Software for Social Network Analysis: Pajek and Friends

Our project on social (citation and collaboration) networks in British and German political science involves networks with hundreds and thousands of nodes (scientists and articles). At the moment, our data come from the Social Science Citation Index (part of the ISI web of knowledge), and we use a bundle of rather eclectic (erratic?) scripts written in Perl to convert the ISI records into something that programs like Pajek or Stata can read. Some canned solutions (Wos2pajek, network workbench, bibexcel) are available for free, but I was not aware of them when I started this project, did not manage to install them properly, or was not happy with the results. Perl is the Swiss Army Chainsaw (TM) for data pre-processing, incredibly powerful (my scripts are typically less than 50 lines, and I am not an efficient programmer), and every time I want to do something in a slightly different way (i.e. I spot a bug), all I have to do is to change a few lines in the scripts.
After trying a lot of other programs available on the internet, we have chosen Pajek for doing the analyses and producing those intriguing graphs of cliques and inner circles in Political Science. Pajek is closed source but free for non-commercial use and runs on Windows or (via wine) Linux. It is very fast, can (unlike many other programs) easily handle very large networks, produces decent graphs and does many standard analyses.

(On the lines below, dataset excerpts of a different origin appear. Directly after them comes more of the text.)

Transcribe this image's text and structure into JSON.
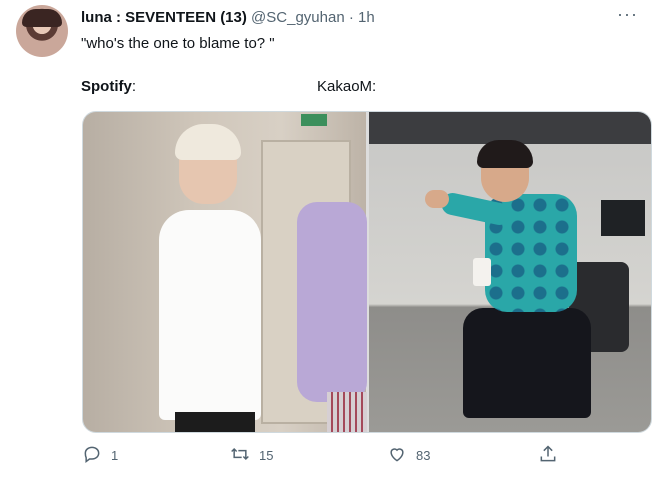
{
  "tweet": {
    "display_name": "luna : SEVENTEEN (13)",
    "handle": "@SC_gyuhan",
    "separator": "·",
    "time": "1h",
    "more": "···",
    "text": "\"who's the one to blame to? \""
  },
  "labels": {
    "left": "Spotify",
    "left_suffix": ":",
    "right": "KakaoM:"
  },
  "actions": {
    "replies": "1",
    "retweets": "15",
    "likes": "83"
  },
  "icons": [
    "reply-icon",
    "retweet-icon",
    "like-icon",
    "share-icon",
    "more-icon"
  ]
}
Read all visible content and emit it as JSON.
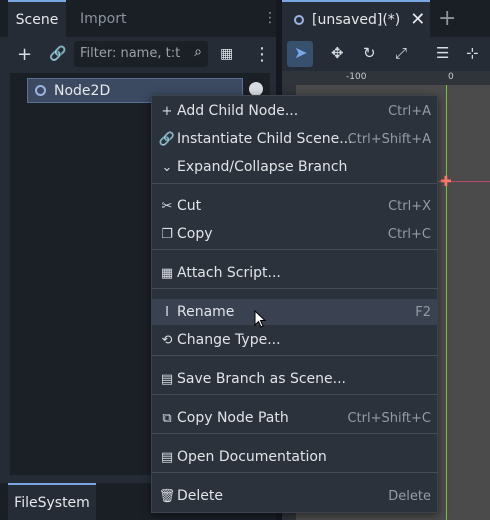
{
  "tabs_left": {
    "scene": "Scene",
    "import": "Import"
  },
  "tabs_right": {
    "unsaved": "[unsaved](*)"
  },
  "scene_toolbar": {
    "filter_placeholder": "Filter: name, t:t"
  },
  "tree": {
    "root_node": "Node2D"
  },
  "bottom": {
    "filesystem": "FileSystem"
  },
  "ruler": {
    "minus100": "-100",
    "zero": "0"
  },
  "menu": {
    "items": [
      {
        "label": "Add Child Node...",
        "shortcut": "Ctrl+A",
        "icon": "plus-icon"
      },
      {
        "label": "Instantiate Child Scene...",
        "shortcut": "Ctrl+Shift+A",
        "icon": "link-icon"
      },
      {
        "label": "Expand/Collapse Branch",
        "shortcut": "",
        "icon": "chevron-down-icon"
      },
      {
        "label": "Cut",
        "shortcut": "Ctrl+X",
        "icon": "scissors-icon"
      },
      {
        "label": "Copy",
        "shortcut": "Ctrl+C",
        "icon": "copy-icon"
      },
      {
        "label": "Attach Script...",
        "shortcut": "",
        "icon": "script-add-icon"
      },
      {
        "label": "Rename",
        "shortcut": "F2",
        "icon": "text-cursor-icon"
      },
      {
        "label": "Change Type...",
        "shortcut": "",
        "icon": "reload-icon"
      },
      {
        "label": "Save Branch as Scene...",
        "shortcut": "",
        "icon": "clapper-icon"
      },
      {
        "label": "Copy Node Path",
        "shortcut": "Ctrl+Shift+C",
        "icon": "copy-path-icon"
      },
      {
        "label": "Open Documentation",
        "shortcut": "",
        "icon": "doc-icon"
      },
      {
        "label": "Delete",
        "shortcut": "Delete",
        "icon": "trash-icon"
      }
    ],
    "highlighted": "Rename"
  }
}
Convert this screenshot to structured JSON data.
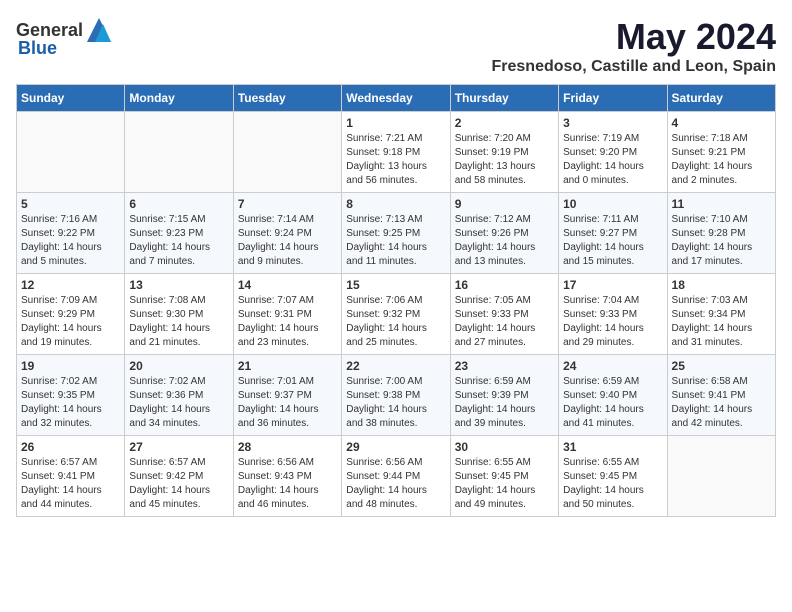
{
  "header": {
    "logo_general": "General",
    "logo_blue": "Blue",
    "title": "May 2024",
    "subtitle": "Fresnedoso, Castille and Leon, Spain"
  },
  "days_of_week": [
    "Sunday",
    "Monday",
    "Tuesday",
    "Wednesday",
    "Thursday",
    "Friday",
    "Saturday"
  ],
  "weeks": [
    [
      {
        "day": "",
        "sunrise": "",
        "sunset": "",
        "daylight": ""
      },
      {
        "day": "",
        "sunrise": "",
        "sunset": "",
        "daylight": ""
      },
      {
        "day": "",
        "sunrise": "",
        "sunset": "",
        "daylight": ""
      },
      {
        "day": "1",
        "sunrise": "Sunrise: 7:21 AM",
        "sunset": "Sunset: 9:18 PM",
        "daylight": "Daylight: 13 hours and 56 minutes."
      },
      {
        "day": "2",
        "sunrise": "Sunrise: 7:20 AM",
        "sunset": "Sunset: 9:19 PM",
        "daylight": "Daylight: 13 hours and 58 minutes."
      },
      {
        "day": "3",
        "sunrise": "Sunrise: 7:19 AM",
        "sunset": "Sunset: 9:20 PM",
        "daylight": "Daylight: 14 hours and 0 minutes."
      },
      {
        "day": "4",
        "sunrise": "Sunrise: 7:18 AM",
        "sunset": "Sunset: 9:21 PM",
        "daylight": "Daylight: 14 hours and 2 minutes."
      }
    ],
    [
      {
        "day": "5",
        "sunrise": "Sunrise: 7:16 AM",
        "sunset": "Sunset: 9:22 PM",
        "daylight": "Daylight: 14 hours and 5 minutes."
      },
      {
        "day": "6",
        "sunrise": "Sunrise: 7:15 AM",
        "sunset": "Sunset: 9:23 PM",
        "daylight": "Daylight: 14 hours and 7 minutes."
      },
      {
        "day": "7",
        "sunrise": "Sunrise: 7:14 AM",
        "sunset": "Sunset: 9:24 PM",
        "daylight": "Daylight: 14 hours and 9 minutes."
      },
      {
        "day": "8",
        "sunrise": "Sunrise: 7:13 AM",
        "sunset": "Sunset: 9:25 PM",
        "daylight": "Daylight: 14 hours and 11 minutes."
      },
      {
        "day": "9",
        "sunrise": "Sunrise: 7:12 AM",
        "sunset": "Sunset: 9:26 PM",
        "daylight": "Daylight: 14 hours and 13 minutes."
      },
      {
        "day": "10",
        "sunrise": "Sunrise: 7:11 AM",
        "sunset": "Sunset: 9:27 PM",
        "daylight": "Daylight: 14 hours and 15 minutes."
      },
      {
        "day": "11",
        "sunrise": "Sunrise: 7:10 AM",
        "sunset": "Sunset: 9:28 PM",
        "daylight": "Daylight: 14 hours and 17 minutes."
      }
    ],
    [
      {
        "day": "12",
        "sunrise": "Sunrise: 7:09 AM",
        "sunset": "Sunset: 9:29 PM",
        "daylight": "Daylight: 14 hours and 19 minutes."
      },
      {
        "day": "13",
        "sunrise": "Sunrise: 7:08 AM",
        "sunset": "Sunset: 9:30 PM",
        "daylight": "Daylight: 14 hours and 21 minutes."
      },
      {
        "day": "14",
        "sunrise": "Sunrise: 7:07 AM",
        "sunset": "Sunset: 9:31 PM",
        "daylight": "Daylight: 14 hours and 23 minutes."
      },
      {
        "day": "15",
        "sunrise": "Sunrise: 7:06 AM",
        "sunset": "Sunset: 9:32 PM",
        "daylight": "Daylight: 14 hours and 25 minutes."
      },
      {
        "day": "16",
        "sunrise": "Sunrise: 7:05 AM",
        "sunset": "Sunset: 9:33 PM",
        "daylight": "Daylight: 14 hours and 27 minutes."
      },
      {
        "day": "17",
        "sunrise": "Sunrise: 7:04 AM",
        "sunset": "Sunset: 9:33 PM",
        "daylight": "Daylight: 14 hours and 29 minutes."
      },
      {
        "day": "18",
        "sunrise": "Sunrise: 7:03 AM",
        "sunset": "Sunset: 9:34 PM",
        "daylight": "Daylight: 14 hours and 31 minutes."
      }
    ],
    [
      {
        "day": "19",
        "sunrise": "Sunrise: 7:02 AM",
        "sunset": "Sunset: 9:35 PM",
        "daylight": "Daylight: 14 hours and 32 minutes."
      },
      {
        "day": "20",
        "sunrise": "Sunrise: 7:02 AM",
        "sunset": "Sunset: 9:36 PM",
        "daylight": "Daylight: 14 hours and 34 minutes."
      },
      {
        "day": "21",
        "sunrise": "Sunrise: 7:01 AM",
        "sunset": "Sunset: 9:37 PM",
        "daylight": "Daylight: 14 hours and 36 minutes."
      },
      {
        "day": "22",
        "sunrise": "Sunrise: 7:00 AM",
        "sunset": "Sunset: 9:38 PM",
        "daylight": "Daylight: 14 hours and 38 minutes."
      },
      {
        "day": "23",
        "sunrise": "Sunrise: 6:59 AM",
        "sunset": "Sunset: 9:39 PM",
        "daylight": "Daylight: 14 hours and 39 minutes."
      },
      {
        "day": "24",
        "sunrise": "Sunrise: 6:59 AM",
        "sunset": "Sunset: 9:40 PM",
        "daylight": "Daylight: 14 hours and 41 minutes."
      },
      {
        "day": "25",
        "sunrise": "Sunrise: 6:58 AM",
        "sunset": "Sunset: 9:41 PM",
        "daylight": "Daylight: 14 hours and 42 minutes."
      }
    ],
    [
      {
        "day": "26",
        "sunrise": "Sunrise: 6:57 AM",
        "sunset": "Sunset: 9:41 PM",
        "daylight": "Daylight: 14 hours and 44 minutes."
      },
      {
        "day": "27",
        "sunrise": "Sunrise: 6:57 AM",
        "sunset": "Sunset: 9:42 PM",
        "daylight": "Daylight: 14 hours and 45 minutes."
      },
      {
        "day": "28",
        "sunrise": "Sunrise: 6:56 AM",
        "sunset": "Sunset: 9:43 PM",
        "daylight": "Daylight: 14 hours and 46 minutes."
      },
      {
        "day": "29",
        "sunrise": "Sunrise: 6:56 AM",
        "sunset": "Sunset: 9:44 PM",
        "daylight": "Daylight: 14 hours and 48 minutes."
      },
      {
        "day": "30",
        "sunrise": "Sunrise: 6:55 AM",
        "sunset": "Sunset: 9:45 PM",
        "daylight": "Daylight: 14 hours and 49 minutes."
      },
      {
        "day": "31",
        "sunrise": "Sunrise: 6:55 AM",
        "sunset": "Sunset: 9:45 PM",
        "daylight": "Daylight: 14 hours and 50 minutes."
      },
      {
        "day": "",
        "sunrise": "",
        "sunset": "",
        "daylight": ""
      }
    ]
  ]
}
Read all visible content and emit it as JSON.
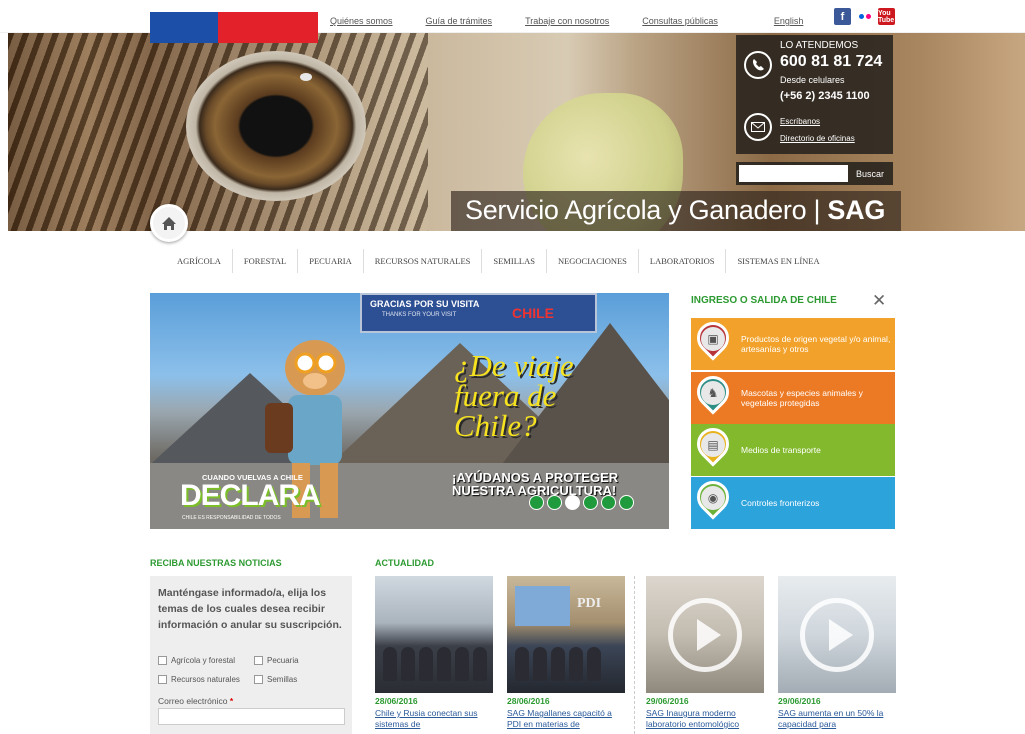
{
  "topbar": {
    "links": [
      "Quiénes somos",
      "Guía de trámites",
      "Trabaje con nosotros",
      "Consultas públicas",
      "English"
    ],
    "social_icons": [
      "facebook-icon",
      "flickr-icon",
      "youtube-icon"
    ],
    "youtube_label": "You Tube"
  },
  "hero": {
    "title_main": "Servicio Agrícola y Ganadero | ",
    "title_bold": "SAG",
    "contact": {
      "label": "LO ATENDEMOS",
      "phone": "600 81 81 724",
      "mobile_label": "Desde celulares",
      "mobile_phone": "(+56 2) 2345 1100",
      "write_link": "Escríbanos",
      "offices_link": "Directorio de oficinas"
    },
    "search": {
      "button": "Buscar",
      "placeholder": ""
    }
  },
  "nav": [
    "AGRÍCOLA",
    "FORESTAL",
    "PECUARIA",
    "RECURSOS NATURALES",
    "SEMILLAS",
    "NEGOCIACIONES",
    "LABORATORIOS",
    "SISTEMAS EN LÍNEA"
  ],
  "carousel": {
    "sign_line1": "GRACIAS POR SU VISITA",
    "sign_line2": "THANKS FOR YOUR VISIT",
    "sign_country": "CHILE",
    "headline_l1": "¿De viaje",
    "headline_l2": "fuera de",
    "headline_l3": "Chile?",
    "sub_l1": "¡AYÚDANOS A PROTEGER",
    "sub_l2": "NUESTRA AGRICULTURA!",
    "cuando": "CUANDO VUELVAS A CHILE",
    "declara": "DECLARA",
    "tagline": "CHILE ES RESPONSABILIDAD DE TODOS",
    "slide_count": 6,
    "active_slide": 3
  },
  "ingreso": {
    "title": "INGRESO O SALIDA DE CHILE",
    "tiles": [
      {
        "label": "Productos de origen vegetal y/o animal, artesanías y otros",
        "color": "#f2a22a"
      },
      {
        "label": "Mascotas y especies animales y vegetales protegidas",
        "color": "#ec7a24"
      },
      {
        "label": "Medios de transporte",
        "color": "#83b92d"
      },
      {
        "label": "Controles fronterizos",
        "color": "#2da3dc"
      }
    ]
  },
  "newsletter": {
    "title": "RECIBA NUESTRAS NOTICIAS",
    "intro": "Manténgase informado/a, elija los temas de los cuales desea recibir información o anular su suscripción.",
    "options": [
      "Agrícola y forestal",
      "Pecuaria",
      "Recursos naturales",
      "Semillas"
    ],
    "email_label": "Correo electrónico",
    "required_mark": "*"
  },
  "actualidad": {
    "title": "ACTUALIDAD",
    "items": [
      {
        "date": "28/06/2016",
        "headline": "Chile y Rusia conectan sus sistemas de"
      },
      {
        "date": "28/06/2016",
        "headline": "SAG Magallanes capacitó a PDI en materias de",
        "image_text": "PDI"
      },
      {
        "date": "29/06/2016",
        "headline": "SAG Inaugura moderno laboratorio entomológico"
      },
      {
        "date": "29/06/2016",
        "headline": "SAG aumenta en un 50% la capacidad para"
      }
    ]
  },
  "colors": {
    "accent_green": "#2c9a31",
    "flag_blue": "#1b4fa8",
    "flag_red": "#e2212b"
  }
}
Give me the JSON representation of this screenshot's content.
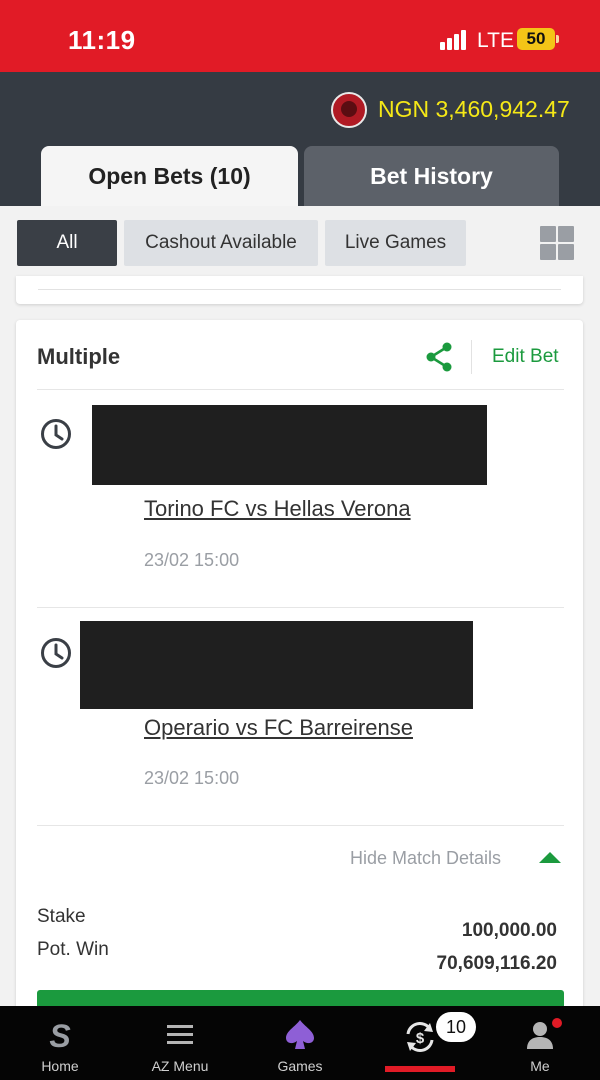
{
  "status_bar": {
    "time": "11:19",
    "network": "LTE",
    "battery": "50"
  },
  "header": {
    "balance": "NGN 3,460,942.47",
    "tabs": [
      {
        "label": "Open Bets (10)",
        "active": true
      },
      {
        "label": "Bet History",
        "active": false
      }
    ]
  },
  "filters": [
    {
      "label": "All",
      "selected": true
    },
    {
      "label": "Cashout Available",
      "selected": false
    },
    {
      "label": "Live Games",
      "selected": false
    }
  ],
  "bet_card": {
    "title": "Multiple",
    "edit_label": "Edit Bet",
    "selections": [
      {
        "match": "Torino FC vs Hellas Verona",
        "date": "23/02 15:00"
      },
      {
        "match": "Operario vs FC Barreirense",
        "date": "23/02 15:00"
      }
    ],
    "hide_details_label": "Hide Match Details",
    "stake_label": "Stake",
    "potwin_label": "Pot. Win",
    "stake_value": "100,000.00",
    "potwin_value": "70,609,116.20"
  },
  "bottom_nav": {
    "items": [
      {
        "label": "Home",
        "icon": "sportybet-s-icon"
      },
      {
        "label": "AZ Menu",
        "icon": "hamburger-menu-icon"
      },
      {
        "label": "Games",
        "icon": "spade-icon"
      },
      {
        "label": "",
        "icon": "open-bets-icon"
      },
      {
        "label": "Me",
        "icon": "user-icon"
      }
    ],
    "open_bets_count": "10"
  },
  "colors": {
    "brand_red": "#e11b26",
    "header_dark": "#353b43",
    "accent_green": "#1b9a3e",
    "balance_yellow": "#f5e817"
  }
}
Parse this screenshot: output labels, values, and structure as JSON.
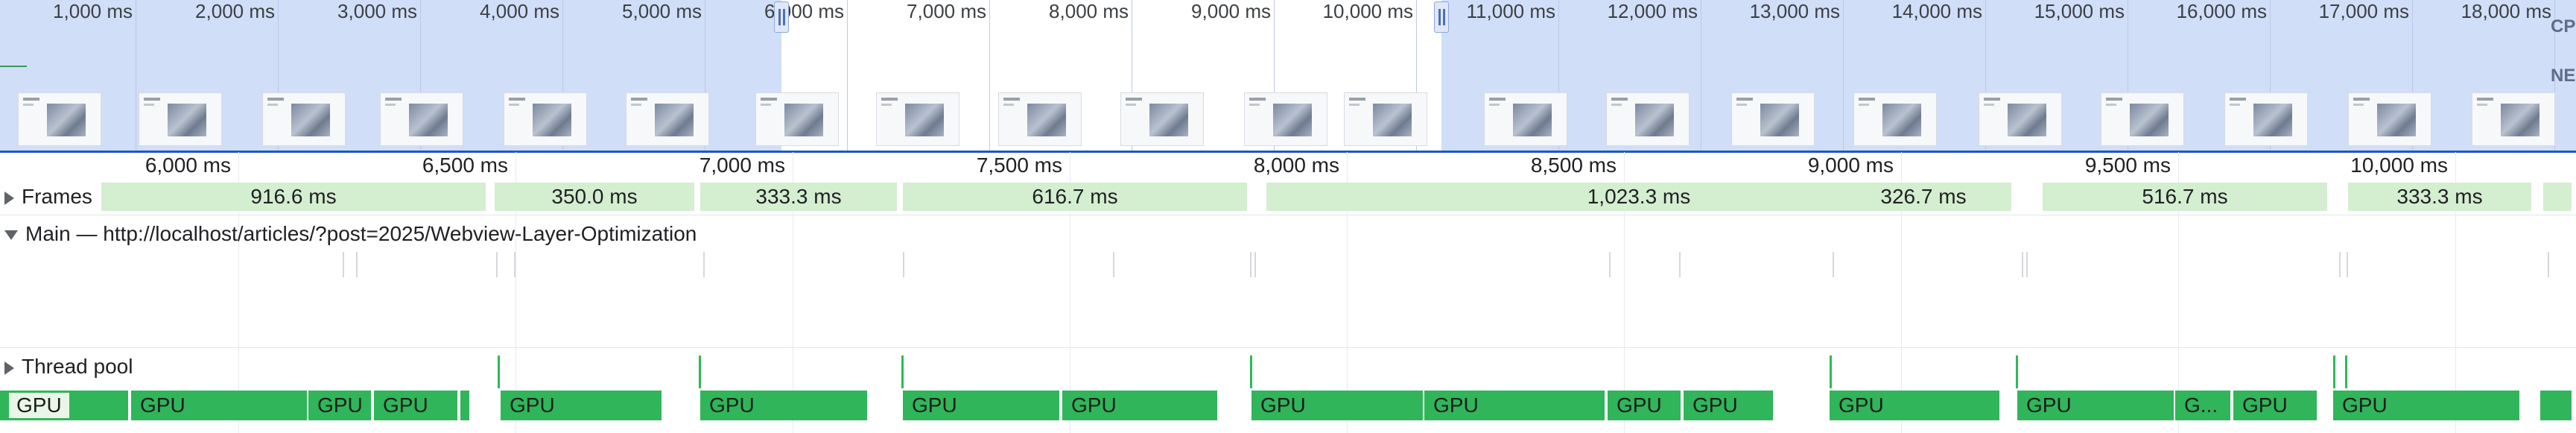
{
  "overview": {
    "time_labels": [
      "1,000 ms",
      "2,000 ms",
      "3,000 ms",
      "4,000 ms",
      "5,000 ms",
      "6,000 ms",
      "7,000 ms",
      "8,000 ms",
      "9,000 ms",
      "10,000 ms",
      "11,000 ms",
      "12,000 ms",
      "13,000 ms",
      "14,000 ms",
      "15,000 ms",
      "16,000 ms",
      "17,000 ms",
      "18,000 ms"
    ],
    "cpu_tag": "CP",
    "net_tag": "NE"
  },
  "ruler": {
    "labels": [
      "6,000 ms",
      "6,500 ms",
      "7,000 ms",
      "7,500 ms",
      "8,000 ms",
      "8,500 ms",
      "9,000 ms",
      "9,500 ms",
      "10,000 ms"
    ]
  },
  "frames_track": {
    "title": "Frames",
    "frames": [
      "916.6 ms",
      "350.0 ms",
      "333.3 ms",
      "616.7 ms",
      "1,023.3 ms",
      "326.7 ms",
      "516.7 ms",
      "333.3 ms"
    ]
  },
  "main_track": {
    "title": "Main — http://localhost/articles/?post=2025/Webview-Layer-Optimization"
  },
  "thread_pool": {
    "title": "Thread pool"
  },
  "gpu_track": {
    "blocks": [
      "GPU",
      "GPU",
      "GPU",
      "GPU",
      "GPU",
      "GPU",
      "GPU",
      "GPU",
      "GPU",
      "GPU",
      "GPU",
      "GPU",
      "GPU",
      "GPU",
      "G...",
      "GPU",
      "GPU"
    ]
  },
  "colors": {
    "frame_fill": "#d4eed0",
    "gpu_fill": "#30b55a",
    "selection_shade": "#aac2f2",
    "accent": "#1a57c8"
  }
}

Its user interface may be slightly less than straightforward but I got used to it rather quickly, and it even has basic scripting capacities.

The only thing that is missing is a proper manual, but even this is not really a problem since Pajek’s creators have written a very accessible introduction to social network analysis that doubles up as documentation for the program (order from amazon.co.uk, amazon.com, amazon.de. However, Pajek has been under constant development since the 1990s (!) and has acquired a lot of new features since the book was published. Some of them are documented in an appendix, others are simply listed in the very short document that is the official manual for Pajek. You will want to go through the many presentations which are available via the Pajek wiki.

Of course, there is much more software available, often at no cost. If you do program Java or Python (I don’t), there are several libraries available that look very promising. Amongst the stand-alone programs, visone stands out because it can easily produce very attractive-looking graphs of small networks. Even more software has been developed in the context of other sciences that have an interest in networks (chemistry, biology, engineering etc.)
Here is a rather messy collection of links to sna software. Generally, you will want something that is more systematic and informative. Ines Mergel has recently launched a bid for creating a comprehensive software list on wikipedia. The resulting page on social network analysis software is obviously work in progress but provides very valuable guidance.

Technorati-Tags: sna, software, political science, network, analysis, perl, citation, bibliometrics, networks, social, social networks

Software for Social Network Analysis: Pajek and Friends 1

2 thoughts on “Software for Social Network Analysis: Pajek and Friends”

  1. I found problems in going from Web of Science to Pajek too, and have searched through your site in order to locate the perl scripts you are using, but without success. Is there a link I have skipped? Because it looked just like the kind of solution I might be looking for.
    Congratulations for your work, by the way.

    Reply
    • Rodrigo,
      as far as I know, the WoS site is designed to make mass-downloads by script difficult, if not impossible. At the end of the day, we asked a research assistant to download records in parcels of 500 which we then fed through a series of idiosyncratic, ill designed and undocumented scripts to extract the information we were after. These scripts were tuned to the research problem of the the day and are therefore not ready for prime time (or indeed for anybody else). I intend to rewrite the whole shebang in Python (which has a much clearer syntax plus pre-built structures to represent network data) if and when I find the time.